Я снова и снова прокручиваю всё это в голове, зарываясь лицом в слоника.
В этом слонике — вся Стаськина жизнь: режущиеся зубы, разбитые колени, расставания, ночные кошмары — всё выплакано в зеленовато-коричневый плюш. И радости — вон они: пятно от любимого клубничного варенья, повязанная на шею ленточка с деревянным кругляшом — это Стаська сам сделал на уроке труда — и приколотый к боку коллекционный значок, подаренный дедом.
В последние годы слоник был сослан в щель между стеной и кроватью — оттуда и наблюдал вчера за Стаськиными страданиями.
Про это можно было бы снять душераздирающий мультик, как умели делать ещё в советские годы. Игрушка отчаянно рвётся к попавшему в беду хозяину, но может только молча наблюдать пуговичными глазами, пока совсем рядом творится немыслимое и неизбежное.

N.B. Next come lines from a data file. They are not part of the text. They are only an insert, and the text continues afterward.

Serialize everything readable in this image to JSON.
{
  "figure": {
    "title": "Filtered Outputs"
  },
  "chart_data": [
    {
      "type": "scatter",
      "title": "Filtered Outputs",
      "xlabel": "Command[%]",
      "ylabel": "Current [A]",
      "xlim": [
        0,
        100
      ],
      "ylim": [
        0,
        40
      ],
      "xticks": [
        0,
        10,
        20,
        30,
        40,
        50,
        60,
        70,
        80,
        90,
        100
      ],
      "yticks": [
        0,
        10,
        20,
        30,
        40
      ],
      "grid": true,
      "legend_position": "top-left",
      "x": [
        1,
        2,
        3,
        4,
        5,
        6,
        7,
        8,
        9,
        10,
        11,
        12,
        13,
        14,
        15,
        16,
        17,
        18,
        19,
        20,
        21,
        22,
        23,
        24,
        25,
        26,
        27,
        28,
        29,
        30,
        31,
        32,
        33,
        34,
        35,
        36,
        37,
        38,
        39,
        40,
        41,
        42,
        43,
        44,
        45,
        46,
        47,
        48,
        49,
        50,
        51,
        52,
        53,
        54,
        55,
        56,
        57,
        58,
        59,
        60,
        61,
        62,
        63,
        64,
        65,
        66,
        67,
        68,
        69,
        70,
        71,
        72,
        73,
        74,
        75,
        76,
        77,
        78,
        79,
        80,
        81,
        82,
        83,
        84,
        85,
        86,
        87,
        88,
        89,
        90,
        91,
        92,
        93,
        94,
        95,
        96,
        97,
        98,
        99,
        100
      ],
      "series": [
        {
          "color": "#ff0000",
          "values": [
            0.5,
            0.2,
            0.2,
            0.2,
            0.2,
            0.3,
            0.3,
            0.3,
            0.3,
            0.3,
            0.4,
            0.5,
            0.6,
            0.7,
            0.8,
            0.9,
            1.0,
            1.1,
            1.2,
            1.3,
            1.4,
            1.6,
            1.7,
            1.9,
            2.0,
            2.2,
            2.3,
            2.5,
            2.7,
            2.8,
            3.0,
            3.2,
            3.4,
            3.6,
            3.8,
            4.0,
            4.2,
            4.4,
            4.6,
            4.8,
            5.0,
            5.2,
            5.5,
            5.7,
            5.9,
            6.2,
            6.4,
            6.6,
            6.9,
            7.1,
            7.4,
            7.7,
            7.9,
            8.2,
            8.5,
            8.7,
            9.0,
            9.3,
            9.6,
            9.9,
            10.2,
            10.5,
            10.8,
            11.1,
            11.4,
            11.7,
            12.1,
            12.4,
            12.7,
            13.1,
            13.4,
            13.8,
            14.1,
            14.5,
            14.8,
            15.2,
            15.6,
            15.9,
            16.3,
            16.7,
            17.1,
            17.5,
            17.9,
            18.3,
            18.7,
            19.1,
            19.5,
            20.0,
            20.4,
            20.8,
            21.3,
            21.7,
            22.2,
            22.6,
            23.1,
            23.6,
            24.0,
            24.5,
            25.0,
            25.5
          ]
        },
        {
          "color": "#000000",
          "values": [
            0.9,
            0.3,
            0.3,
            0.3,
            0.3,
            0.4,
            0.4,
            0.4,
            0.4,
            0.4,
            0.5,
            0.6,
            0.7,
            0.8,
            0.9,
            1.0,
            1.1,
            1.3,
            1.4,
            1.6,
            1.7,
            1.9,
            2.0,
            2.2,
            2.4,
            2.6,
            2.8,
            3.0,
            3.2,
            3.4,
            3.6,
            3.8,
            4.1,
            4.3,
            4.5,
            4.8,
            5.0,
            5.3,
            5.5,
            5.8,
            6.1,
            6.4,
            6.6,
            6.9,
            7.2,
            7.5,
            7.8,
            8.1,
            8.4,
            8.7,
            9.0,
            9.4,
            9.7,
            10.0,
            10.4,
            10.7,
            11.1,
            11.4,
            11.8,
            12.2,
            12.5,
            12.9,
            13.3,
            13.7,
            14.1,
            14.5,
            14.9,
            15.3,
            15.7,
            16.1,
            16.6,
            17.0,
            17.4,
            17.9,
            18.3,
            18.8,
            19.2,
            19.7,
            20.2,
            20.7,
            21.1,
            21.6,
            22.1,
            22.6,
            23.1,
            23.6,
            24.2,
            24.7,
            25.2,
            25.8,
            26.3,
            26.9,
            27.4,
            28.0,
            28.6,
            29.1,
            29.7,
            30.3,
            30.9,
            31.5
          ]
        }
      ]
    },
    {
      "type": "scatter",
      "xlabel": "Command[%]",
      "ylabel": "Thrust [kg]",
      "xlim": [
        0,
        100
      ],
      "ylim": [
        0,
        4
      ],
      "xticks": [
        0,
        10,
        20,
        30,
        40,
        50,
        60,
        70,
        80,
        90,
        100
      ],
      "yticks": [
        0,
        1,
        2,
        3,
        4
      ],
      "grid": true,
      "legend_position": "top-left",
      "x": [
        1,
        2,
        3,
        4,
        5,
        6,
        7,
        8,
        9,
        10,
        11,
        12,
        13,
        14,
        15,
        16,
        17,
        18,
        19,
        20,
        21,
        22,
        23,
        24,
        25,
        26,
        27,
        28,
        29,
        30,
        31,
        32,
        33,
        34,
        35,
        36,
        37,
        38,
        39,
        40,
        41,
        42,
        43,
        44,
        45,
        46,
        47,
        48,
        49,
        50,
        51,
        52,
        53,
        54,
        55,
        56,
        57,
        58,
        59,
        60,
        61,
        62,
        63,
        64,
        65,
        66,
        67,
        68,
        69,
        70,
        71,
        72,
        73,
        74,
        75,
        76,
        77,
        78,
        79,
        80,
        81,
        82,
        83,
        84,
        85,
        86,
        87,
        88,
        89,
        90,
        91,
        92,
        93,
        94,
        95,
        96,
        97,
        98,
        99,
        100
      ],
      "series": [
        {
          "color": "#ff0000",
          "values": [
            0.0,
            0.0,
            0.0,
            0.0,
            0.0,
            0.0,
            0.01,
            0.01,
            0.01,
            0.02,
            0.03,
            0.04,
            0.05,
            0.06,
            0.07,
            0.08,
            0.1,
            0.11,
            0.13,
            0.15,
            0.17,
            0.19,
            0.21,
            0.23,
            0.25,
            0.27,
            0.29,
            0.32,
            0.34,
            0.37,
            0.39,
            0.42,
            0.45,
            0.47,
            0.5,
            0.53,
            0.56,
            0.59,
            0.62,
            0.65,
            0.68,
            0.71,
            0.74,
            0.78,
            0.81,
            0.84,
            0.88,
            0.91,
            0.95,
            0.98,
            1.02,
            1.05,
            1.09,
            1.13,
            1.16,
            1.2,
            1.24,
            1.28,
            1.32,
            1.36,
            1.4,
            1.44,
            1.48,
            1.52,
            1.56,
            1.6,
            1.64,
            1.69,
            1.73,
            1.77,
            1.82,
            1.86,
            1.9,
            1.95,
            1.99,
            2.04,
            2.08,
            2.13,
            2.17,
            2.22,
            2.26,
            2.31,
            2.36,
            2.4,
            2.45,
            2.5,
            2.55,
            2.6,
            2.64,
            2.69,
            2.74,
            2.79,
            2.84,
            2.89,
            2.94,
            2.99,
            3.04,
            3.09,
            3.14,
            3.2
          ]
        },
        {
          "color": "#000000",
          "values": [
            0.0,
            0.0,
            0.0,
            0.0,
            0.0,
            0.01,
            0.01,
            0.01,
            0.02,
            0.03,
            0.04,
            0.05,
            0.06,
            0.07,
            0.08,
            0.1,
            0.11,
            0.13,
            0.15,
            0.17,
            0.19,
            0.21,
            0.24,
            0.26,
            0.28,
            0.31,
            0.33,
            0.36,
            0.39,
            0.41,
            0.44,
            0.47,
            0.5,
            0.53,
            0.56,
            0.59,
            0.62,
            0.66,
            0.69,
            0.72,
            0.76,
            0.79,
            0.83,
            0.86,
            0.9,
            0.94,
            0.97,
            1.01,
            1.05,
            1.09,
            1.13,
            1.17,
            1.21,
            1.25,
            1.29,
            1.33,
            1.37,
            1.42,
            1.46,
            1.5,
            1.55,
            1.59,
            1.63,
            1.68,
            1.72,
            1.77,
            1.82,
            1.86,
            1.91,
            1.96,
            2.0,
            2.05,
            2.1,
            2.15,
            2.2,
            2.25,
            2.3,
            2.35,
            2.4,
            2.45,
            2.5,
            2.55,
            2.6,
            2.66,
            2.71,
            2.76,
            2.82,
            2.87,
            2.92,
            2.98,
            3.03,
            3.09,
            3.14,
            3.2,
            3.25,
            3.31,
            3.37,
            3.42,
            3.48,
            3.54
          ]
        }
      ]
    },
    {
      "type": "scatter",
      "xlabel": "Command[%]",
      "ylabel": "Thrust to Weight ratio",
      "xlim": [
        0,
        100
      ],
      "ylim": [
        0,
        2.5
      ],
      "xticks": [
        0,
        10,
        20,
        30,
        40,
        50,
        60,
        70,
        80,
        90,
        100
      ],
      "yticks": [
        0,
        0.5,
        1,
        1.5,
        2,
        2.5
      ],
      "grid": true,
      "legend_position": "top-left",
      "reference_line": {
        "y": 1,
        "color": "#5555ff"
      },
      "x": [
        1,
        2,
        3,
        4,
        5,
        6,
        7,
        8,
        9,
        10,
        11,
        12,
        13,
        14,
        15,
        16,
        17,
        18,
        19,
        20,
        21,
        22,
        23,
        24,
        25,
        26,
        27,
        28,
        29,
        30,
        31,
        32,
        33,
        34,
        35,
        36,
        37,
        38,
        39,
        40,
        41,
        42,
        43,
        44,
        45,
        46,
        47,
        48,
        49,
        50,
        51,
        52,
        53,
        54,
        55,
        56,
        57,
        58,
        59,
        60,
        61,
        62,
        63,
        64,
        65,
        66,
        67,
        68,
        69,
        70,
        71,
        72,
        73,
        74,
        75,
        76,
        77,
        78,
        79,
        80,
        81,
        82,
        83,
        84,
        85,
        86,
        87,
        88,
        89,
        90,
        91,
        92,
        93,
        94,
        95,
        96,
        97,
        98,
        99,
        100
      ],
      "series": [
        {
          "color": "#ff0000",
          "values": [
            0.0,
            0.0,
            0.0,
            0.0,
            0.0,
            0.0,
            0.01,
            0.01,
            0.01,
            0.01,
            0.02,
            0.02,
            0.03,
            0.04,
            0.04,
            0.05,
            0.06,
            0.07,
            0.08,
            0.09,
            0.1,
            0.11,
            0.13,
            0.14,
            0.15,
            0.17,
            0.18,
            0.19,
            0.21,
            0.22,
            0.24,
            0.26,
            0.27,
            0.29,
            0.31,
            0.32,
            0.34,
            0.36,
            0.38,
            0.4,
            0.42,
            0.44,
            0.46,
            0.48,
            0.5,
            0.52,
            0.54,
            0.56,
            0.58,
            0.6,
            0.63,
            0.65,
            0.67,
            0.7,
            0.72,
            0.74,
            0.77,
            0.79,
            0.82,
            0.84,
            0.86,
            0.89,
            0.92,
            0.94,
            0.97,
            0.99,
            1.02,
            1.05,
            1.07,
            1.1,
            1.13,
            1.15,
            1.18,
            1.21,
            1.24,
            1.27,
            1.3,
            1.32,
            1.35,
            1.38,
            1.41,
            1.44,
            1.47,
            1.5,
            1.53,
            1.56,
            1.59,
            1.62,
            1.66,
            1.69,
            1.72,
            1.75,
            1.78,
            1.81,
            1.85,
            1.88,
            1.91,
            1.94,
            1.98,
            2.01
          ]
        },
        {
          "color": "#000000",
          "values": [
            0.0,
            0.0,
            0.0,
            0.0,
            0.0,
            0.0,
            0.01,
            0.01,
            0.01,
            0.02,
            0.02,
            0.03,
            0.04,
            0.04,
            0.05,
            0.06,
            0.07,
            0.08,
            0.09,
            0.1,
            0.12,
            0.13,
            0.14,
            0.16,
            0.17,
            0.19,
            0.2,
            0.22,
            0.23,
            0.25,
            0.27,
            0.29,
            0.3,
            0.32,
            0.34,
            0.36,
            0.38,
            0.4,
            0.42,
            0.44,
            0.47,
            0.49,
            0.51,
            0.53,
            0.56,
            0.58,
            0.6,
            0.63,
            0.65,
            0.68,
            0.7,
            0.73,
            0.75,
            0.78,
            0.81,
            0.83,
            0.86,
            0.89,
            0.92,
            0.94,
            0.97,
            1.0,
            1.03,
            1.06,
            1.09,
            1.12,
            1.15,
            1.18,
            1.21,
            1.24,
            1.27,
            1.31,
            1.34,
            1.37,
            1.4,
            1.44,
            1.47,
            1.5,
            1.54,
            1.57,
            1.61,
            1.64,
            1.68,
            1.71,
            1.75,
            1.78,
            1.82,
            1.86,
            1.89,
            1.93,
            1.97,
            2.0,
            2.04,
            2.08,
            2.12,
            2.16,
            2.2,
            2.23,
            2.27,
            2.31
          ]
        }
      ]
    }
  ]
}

Как мне вообще могло прийти в голову его отлупить? Как я мог, осознав, что Стаська чуть не убился, раздавить его собственными руками? И ведь не ёкнуло нигде, рука не дрогнула. Отомстил за себя, за свою тревогу, за то, что чуть не остался без ребёнка. Ещё и на дежурство ушёл, не поговорив толком и уж точно не извинившись.
Раскаяние меня всё-таки догнало, благодаря ему на работе отлично бодрствовалось. Если бы не наступившая к тому моменту ночь, позвонил бы. Постеснялся будить Стаську, кретин. Сам виноват. Вот позвонил бы — хоть и в три часа ночи! — и извинился, и Стаська бы никуда не ушёл, не пропал.
Чего уж теперь…
Я его прикончил своими руками, мне с этим теперь жить.

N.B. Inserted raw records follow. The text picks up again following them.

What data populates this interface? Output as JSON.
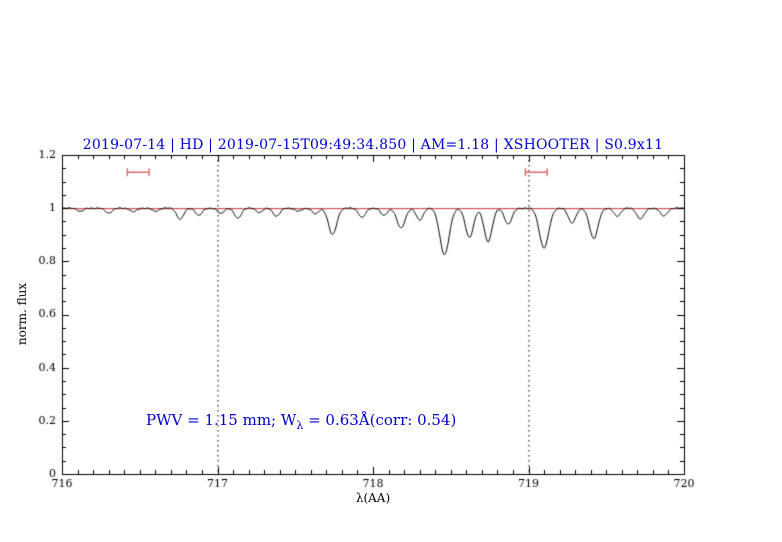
{
  "title": "2019-07-14 | HD | 2019-07-15T09:49:34.850 | AM=1.18 | XSHOOTER | S0.9x11",
  "axes": {
    "xlabel": "λ(AA)",
    "ylabel": "norm. flux"
  },
  "annotation": {
    "prefix": "PWV  =  1.15  mm;  W",
    "sub": "λ",
    "suffix": "  =  0.63Å(corr: 0.54)"
  },
  "colors": {
    "accent_blue": "#0000cd",
    "continuum_red": "#c83232",
    "marker_red": "#d96a6a",
    "spectrum_black": "#000000",
    "frame_black": "#000000"
  },
  "chart_data": {
    "type": "line",
    "title": "2019-07-14 | HD | 2019-07-15T09:49:34.850 | AM=1.18 | XSHOOTER | S0.9x11",
    "xlabel": "λ(AA)",
    "ylabel": "norm. flux",
    "x_range": [
      716,
      720
    ],
    "y_range": [
      0,
      1.2
    ],
    "x_ticks": [
      716,
      717,
      718,
      719,
      720
    ],
    "x_tick_labels": [
      "716",
      "717",
      "718",
      "719",
      "720"
    ],
    "x_minor_step": 0.1,
    "y_ticks": [
      0,
      0.2,
      0.4,
      0.6,
      0.8,
      1,
      1.2
    ],
    "y_tick_labels": [
      "0",
      "0.2",
      "0.4",
      "0.6",
      "0.8",
      "1",
      "1.2"
    ],
    "y_minor_step": 0.05,
    "grid": "off",
    "dotted_vlines": [
      717,
      719
    ],
    "continuum": {
      "y": 1.0
    },
    "band_markers": [
      {
        "x1": 716.42,
        "x2": 716.56,
        "y": 1.135
      },
      {
        "x1": 718.98,
        "x2": 719.12,
        "y": 1.135
      }
    ],
    "spectrum": {
      "model": "continuum minus gaussian absorption lines",
      "continuum_level": 1.0,
      "noise_amplitude": 0.002,
      "absorption_lines": [
        {
          "center": 716.12,
          "depth": 0.012,
          "sigma": 0.02
        },
        {
          "center": 716.3,
          "depth": 0.018,
          "sigma": 0.022
        },
        {
          "center": 716.46,
          "depth": 0.014,
          "sigma": 0.02
        },
        {
          "center": 716.6,
          "depth": 0.012,
          "sigma": 0.02
        },
        {
          "center": 716.76,
          "depth": 0.042,
          "sigma": 0.022
        },
        {
          "center": 716.88,
          "depth": 0.028,
          "sigma": 0.02
        },
        {
          "center": 717.02,
          "depth": 0.02,
          "sigma": 0.02
        },
        {
          "center": 717.13,
          "depth": 0.038,
          "sigma": 0.022
        },
        {
          "center": 717.27,
          "depth": 0.016,
          "sigma": 0.02
        },
        {
          "center": 717.38,
          "depth": 0.03,
          "sigma": 0.022
        },
        {
          "center": 717.52,
          "depth": 0.012,
          "sigma": 0.02
        },
        {
          "center": 717.63,
          "depth": 0.022,
          "sigma": 0.02
        },
        {
          "center": 717.74,
          "depth": 0.1,
          "sigma": 0.026
        },
        {
          "center": 717.93,
          "depth": 0.035,
          "sigma": 0.022
        },
        {
          "center": 718.07,
          "depth": 0.028,
          "sigma": 0.02
        },
        {
          "center": 718.18,
          "depth": 0.075,
          "sigma": 0.026
        },
        {
          "center": 718.3,
          "depth": 0.045,
          "sigma": 0.022
        },
        {
          "center": 718.46,
          "depth": 0.175,
          "sigma": 0.03
        },
        {
          "center": 718.62,
          "depth": 0.11,
          "sigma": 0.026
        },
        {
          "center": 718.74,
          "depth": 0.125,
          "sigma": 0.026
        },
        {
          "center": 718.87,
          "depth": 0.06,
          "sigma": 0.024
        },
        {
          "center": 719.1,
          "depth": 0.15,
          "sigma": 0.03
        },
        {
          "center": 719.28,
          "depth": 0.055,
          "sigma": 0.024
        },
        {
          "center": 719.42,
          "depth": 0.115,
          "sigma": 0.027
        },
        {
          "center": 719.57,
          "depth": 0.03,
          "sigma": 0.022
        },
        {
          "center": 719.72,
          "depth": 0.04,
          "sigma": 0.024
        },
        {
          "center": 719.87,
          "depth": 0.03,
          "sigma": 0.022
        }
      ]
    },
    "annotation_text": "PWV = 1.15 mm; W_λ = 0.63Å(corr: 0.54)",
    "legend": "none"
  }
}
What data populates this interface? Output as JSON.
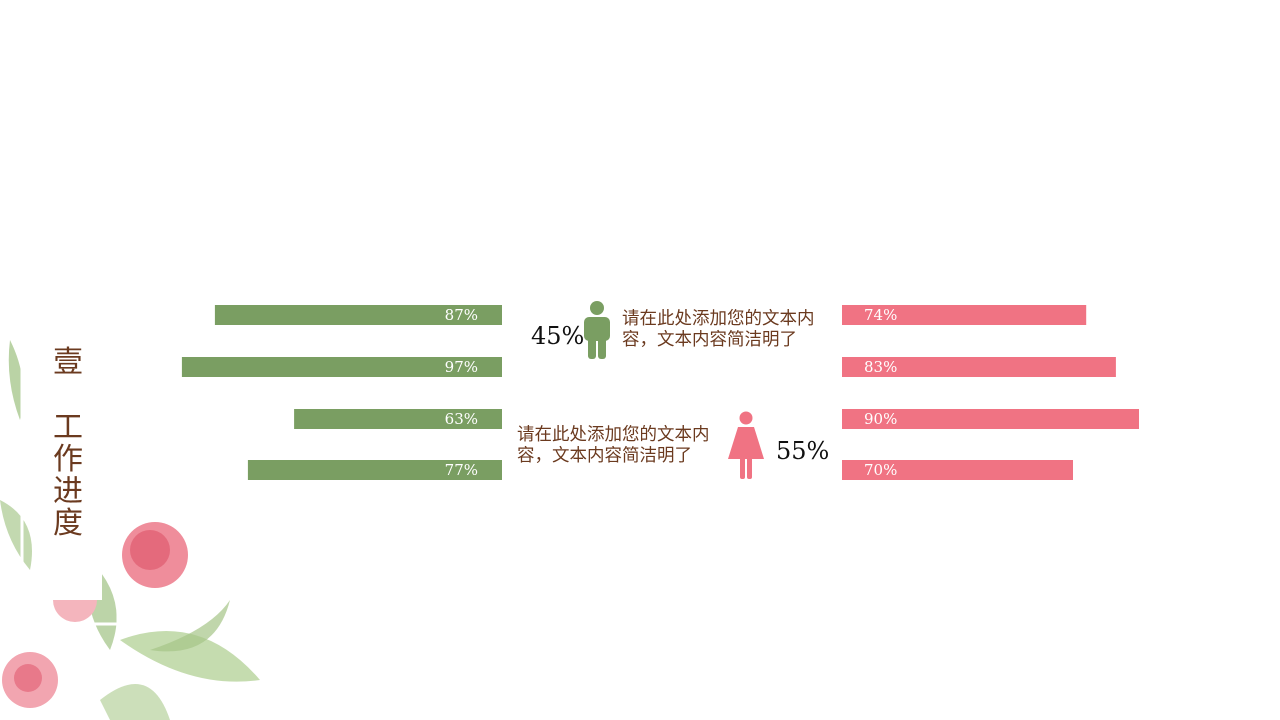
{
  "sidebar": {
    "number": "壹",
    "title": "工作进度"
  },
  "chart_data": [
    {
      "type": "bar",
      "values": [
        87,
        97,
        63,
        77
      ],
      "value_labels": [
        "87%",
        "97%",
        "63%",
        "77%"
      ],
      "color": "#7a9e62"
    },
    {
      "type": "bar",
      "values": [
        74,
        83,
        90,
        70
      ],
      "value_labels": [
        "74%",
        "83%",
        "90%",
        "70%"
      ],
      "color": "#f07383"
    }
  ],
  "male": {
    "percent": "45%",
    "text": "请在此处添加您的文本内容，文本内容简洁明了"
  },
  "female": {
    "percent": "55%",
    "text": "请在此处添加您的文本内容，文本内容简洁明了"
  }
}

Я сажаю слоника на подушку, иду на кухню и выключаю плиту. Незачем греть котлеты, Стаська не придёт.
Снова звоню Петровскому, спрашиваю, где ещё можно поискать. Да, был в подвале и на чердаке, да, спрашивал у бабулек на лавочке — самая ранняя вышла без десяти восемь, Стаську не видела.
Петровского я явно раздражаю, но мне больше некому позвонить.
— Я тебе давал списывать физику! — говорю я. — Найди мне ребёнка, будь человеком.
— Да найдётся твой ребёнок, никуда не денется, — говорит Петровский. — Походи ещё по подъездам, посмотри. Может, на голубятню влез. Есть там у вас голубятня?
— Почему на голубятню? — тупо спрашиваю я.
— Да хрен их знает, пацанов вечно к голубятням тянет. Ладно, давай.
Умом я понимаю, что ни на какую голубятню Стаська не пошёл, но всё же одеваюсь. Есть же у нас голубятня в соседнем дворе, значит, надо проверить.
Я нагибаюсь, чтобы зашнуровать ботинок, и тут меня чуть не сшибает входной дверью. Кто-то ойкает.
Я распрямляюсь, оборачиваюсь, глазам своим не верю — Стаська!
Живой!
Я сгребаю его в объятия, захлёбываюсь словами, тороплюсь всё сказать, пока он не исчез снова:
— Прости, я больше никогда, ты только больше не убегай, Стаська, я же не хотел…
— Бать, ты чего? — изумлённо спрашивает Стаська.
Я осторожно разжимаю объятия.
Он и не думает исчезать. Смущённо приглаживает ладонью волосы, сбрасывает с плеча рюкзак, повторяет:
— Ты чего?
— Ты ушёл, ничего не сказал, — растерянно бормочу я.
— Так на олимпиаду же, — совсем смущается Стаська. — Я же говорил. Ты забыл, что ли?
На меня будто опрокидывают ведро липкой дрожи и концентрированной неловкости. Стаська действительно говорил, кажется, ещё в понедельник. Районная олимпиада по английскому, триста вторая школа, всё правильно.
— Вылетело из головы, — говорю я.
Мы неловко топчемся в прихожей.
— У меня второе место, — говорит Стаська.
— Прости меня, — говорю я.
— Да ладно, за дело же, — пожимает плечами Стаська. — Без обид.
Я прислушиваюсь к себе. Как оно теперь, когда я знаю, что Стаська никуда не убегал, что он даже не обиделся?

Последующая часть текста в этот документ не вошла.